Following the event, the Thai attendees expressed interest in visiting Israel, to learn about the strategies and technologies used in Israel such as at the Shafdan Wastewater Treatment Plant. “The idea is to tailor the visits to the needs and interests of each delegation from Thailand, for example wastewater treatment, treatment of industrial wastewater, and so on.” Concluded Dr. Netanyahu.




    1. I was honored to take part and present innovative Israeli urban water technologies and practices implemented by Hagihon (the Jerusalem Regional Water & Wastewater Utility) in the conferences in Hanoi and in Taiwan. As discussed in my meetings with Hanoi Water Company, the World Bank and the Vietnamese Ministry of Construction, Hanoi (and other urban areas in Vietnam) have serious water quality (only 10% of wastewater in treated) and 24/7 water supply issues. Many of the Israeli cost effective technologies and practices are relevant to the financial constraints of the Vietnamese decision makers.

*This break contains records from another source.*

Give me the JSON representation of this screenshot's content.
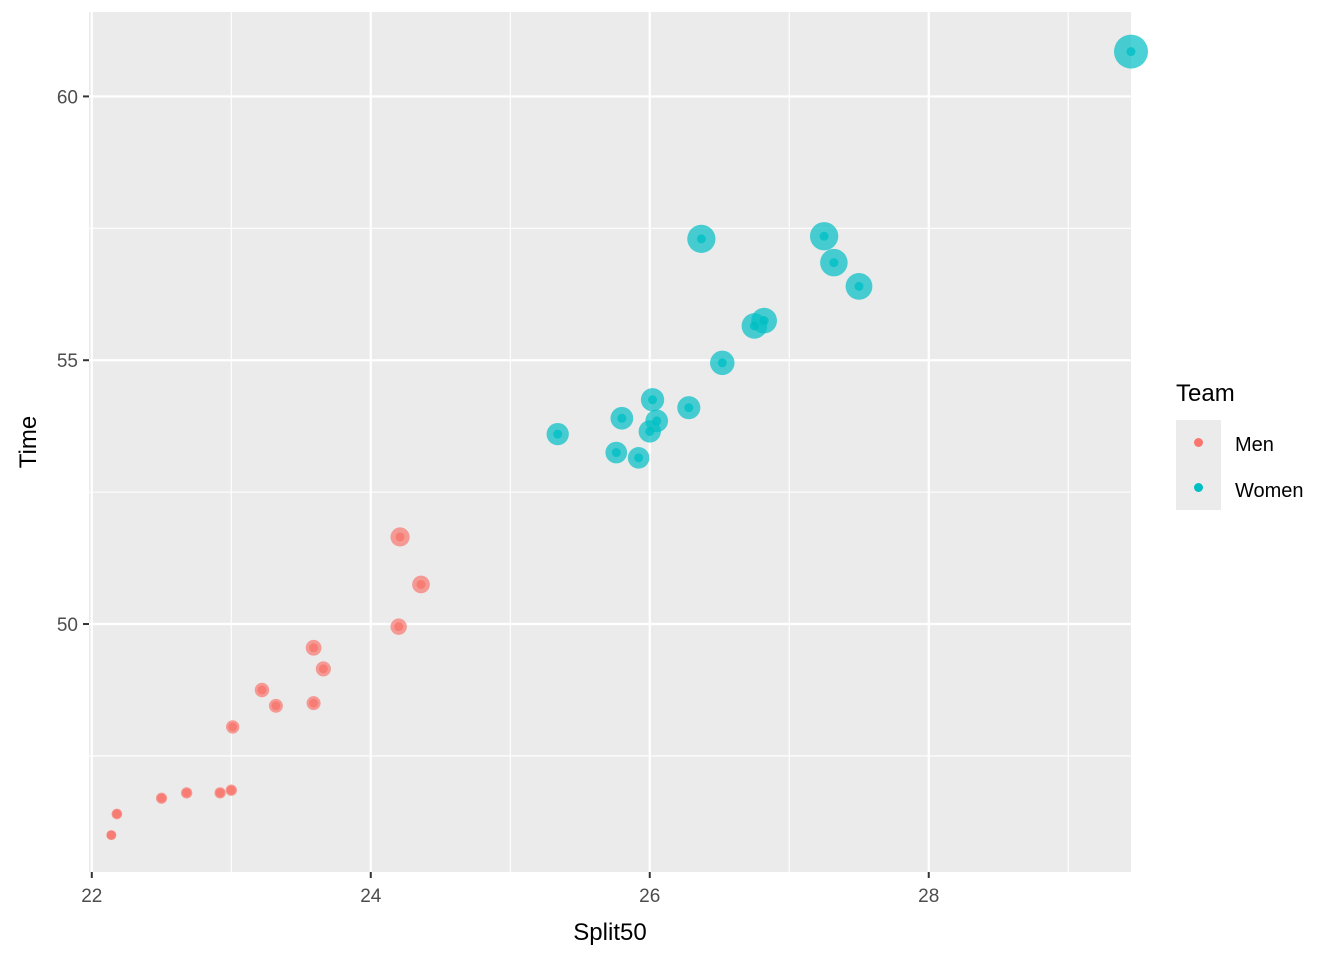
{
  "chart_data": {
    "type": "scatter",
    "title": "",
    "xlabel": "Split50",
    "ylabel": "Time",
    "xlim": [
      21.98,
      29.45
    ],
    "ylim": [
      45.3,
      61.6
    ],
    "x_ticks": [
      22,
      24,
      26,
      28
    ],
    "y_ticks": [
      50,
      55,
      60
    ],
    "grid": true,
    "panel_background": "#EBEBEB",
    "legend": {
      "title": "Team",
      "position": "right",
      "entries": [
        {
          "label": "Men",
          "color": "#F8766D"
        },
        {
          "label": "Women",
          "color": "#00BFC4"
        }
      ]
    },
    "series": [
      {
        "name": "Men",
        "color": "#F8766D",
        "points": [
          [
            22.14,
            46.0
          ],
          [
            22.18,
            46.4
          ],
          [
            22.5,
            46.7
          ],
          [
            22.68,
            46.8
          ],
          [
            22.92,
            46.8
          ],
          [
            23.0,
            46.85
          ],
          [
            23.01,
            48.05
          ],
          [
            23.22,
            48.75
          ],
          [
            23.32,
            48.45
          ],
          [
            23.59,
            48.5
          ],
          [
            23.59,
            49.55
          ],
          [
            23.66,
            49.15
          ],
          [
            24.2,
            49.95
          ],
          [
            24.21,
            51.65
          ],
          [
            24.36,
            50.75
          ]
        ]
      },
      {
        "name": "Women",
        "color": "#00BFC4",
        "points": [
          [
            25.34,
            53.6
          ],
          [
            25.76,
            53.25
          ],
          [
            25.8,
            53.9
          ],
          [
            25.92,
            53.15
          ],
          [
            26.0,
            53.65
          ],
          [
            26.02,
            54.25
          ],
          [
            26.05,
            53.85
          ],
          [
            26.28,
            54.1
          ],
          [
            26.37,
            57.3
          ],
          [
            26.52,
            54.95
          ],
          [
            26.75,
            55.65
          ],
          [
            26.82,
            55.75
          ],
          [
            27.25,
            57.35
          ],
          [
            27.32,
            56.85
          ],
          [
            27.5,
            56.4
          ],
          [
            29.45,
            60.85
          ]
        ]
      }
    ]
  }
}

Taipei – on the other hand – has serious NRW issues. It was a privilege to share the podium with Roland Liemberger from Miya. Together, we presented to the Taiwanese senior water officials in attendance the methodologies for attacking the NRW issue (Hagihon’s NRW in most neighborhood is about 6%. the official NRW of 12% is due to issues of water theft is several neighborhoods). Looking forward to sharing Hagihon’s Best Practice methodologies with colleagues globally. Hagihon is proud to serve as a center for “Urban Water & Wastewater Best Practice”.